WASHINGTON — The White House and Democrats are laboring to attract skeptical seniors to their drive to reshape the nation's health care system, leading some to press the behemoth but reluctant AARP to be more aggressive about backing them.
Polls show people age 65 and older — the only age group that preferred Republican presidential candidate John McCain last November — have also had the most negative views about President Barack Obama's attempt to overhaul health care. Among that age group, six in 10 disapprove of the job Obama is doing on health care and about the same number oppose the plans being considered in Congress, according to an Associated Press-GfK poll earlier this month.
To help combat that, some Democrats are prodding AARP, formerly known as the American Association of Retired Persons, to explicitly endorse their plans. While actively supporting the overall health care effort and many of Democrats' specific proposals in an expensive public relations effort, AARP officials are resisting taking partisan sides in the sharply political debate, at least for now.
"Our focus is on issues," said Nancy Leamond, who oversees AARP's health care lobbying. "It's not on any particular political party, and it's not on any particular member (of Congress) and his or her proposal."
In the administration's latest attempt to win over seniors nervous about cuts in Medicare, Vice President Joe Biden visited a Maryland retirement community on Wednesday and told them, "Nobody is going to mess with your benefits. Nobody. All we do is make it better for people on Medicare."
AARP is a tempting target as Democrats search for allies with influence among the nation's elderly. The organization has 40 million members age 50 and older with whom it has unparalleled credibility — many of whom consistently vote.
"Even if they didn't take a side, just to provide factual information to their membership I think would be a tremendous help," Rep. Raul Grijalva, D-Ariz., a leader of the liberal Progressive Caucus, said of AARP. "Because they're seen as unbiased and they're seen as advocates for older Americans."
That message was also delivered to AARP last Thursday, when House Democratic leaders brought Leamond and Barry Rand, AARP's CEO, to a meeting on health care with rank-and-file Democrats, participants said. In addition, House Majority Leader Steny Hoyer, D-Md., said he has met with AARP executives "and certainly have urged them to weigh in as heavily as they can."
The sheer size that gives AARP clout also often ties its hands when it comes to deciding whether to back specific bills in Congress, a frequent source of frustration for both political parties in Washington. The organization says its membership is divided about evenly among Democrats, Republicans and independents — meaning any endorsement of a partisan position is likely to anger many AARP members.
AARP officials say 60,000 of its members quit between early July and mid-August citing its support for a health overhaul, though it picked up 400,000 new members during the same period and renewed 1.4 million other memberships. They did not respond when asked to provide more current figures.
Democrats are not solely looking to AARP for help in winning over seniors. The labor-backed Alliance for Retired Americans, along with the American Federation of State, County and Municipal Employees, have produced a video featuring Lynda Bird Johnson Robb discussing the struggles her father, President Lyndon Johnson, faced in the 1960s during his battle to create Medicare. The National Committee to Preserve Social Security and Medicare, another advocacy group, is mailing a brochure that generally supports the health overhaul to its 800,000 members.
None, though, compare to AARP.
Though it makes no campaign contributions, AARP's $1.1 billion in annual revenue affords it a deep-pocketed operation. In July, it reported 33 lobbyists working on health care and spending $9.4 million lobbying in the first half of the year — ninth highest of all organizations in Washington, according to the nonpartisan Center for Responsive Politics. The expenditures include money for 70 town hall meetings around the country, 60 others held by telephone that the group says attracted 1 million callers and millions of mailings to its members.
Its spending has also included $10 million on TV ads on health care this year through Sept. 20, putting it among the top five spenders in the television health care wars, according to Evan Tracey, president of the Campaign Media Analysis Group, which tracks political advertising.
"As Washington continues the debate over health care reform, AARP has chosen a side — yours," one of its latest TV ads reassures seniors.

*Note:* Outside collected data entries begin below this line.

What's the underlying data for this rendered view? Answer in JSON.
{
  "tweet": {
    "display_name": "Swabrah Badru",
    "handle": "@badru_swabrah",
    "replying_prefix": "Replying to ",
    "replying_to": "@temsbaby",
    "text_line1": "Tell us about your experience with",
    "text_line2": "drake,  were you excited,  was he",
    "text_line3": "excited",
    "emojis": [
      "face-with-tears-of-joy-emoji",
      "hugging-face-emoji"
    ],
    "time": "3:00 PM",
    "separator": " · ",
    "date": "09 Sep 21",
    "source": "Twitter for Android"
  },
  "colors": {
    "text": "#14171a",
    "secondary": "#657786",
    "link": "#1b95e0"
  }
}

AARP's huge budget has long been a source of contention. AARP financial documents show that of its $1.1 billion in revenue last year, more than half — $653 million — came from royalties it earned by letting private health insurance companies and other firms use AARP's name in selling their products.
Critics say that can't help but make AARP less aggressive about pushing for reforms that might hurt the profits of insurers. AARP officials say their business partners do not affect the positions they take on legislation.
"We are a social mission organization at our roots," Leamond said. "Here, policy always trumps everything."
Though AARP hasn't endorsed Obama's health care drive, many of its priorities are reflected in Democratic bills, including reducing gaps in Medicare prescription drug coverage and eliminating Medicare patients' costs for preventive care. This has led some Republicans to question AARP's true loyalties.
"My sense is clearly that they were brought in early on in the discussions and they bought into what the president's bill was about," said Rep. Eric Cantor of Virginia, the No. 2 House GOP leader.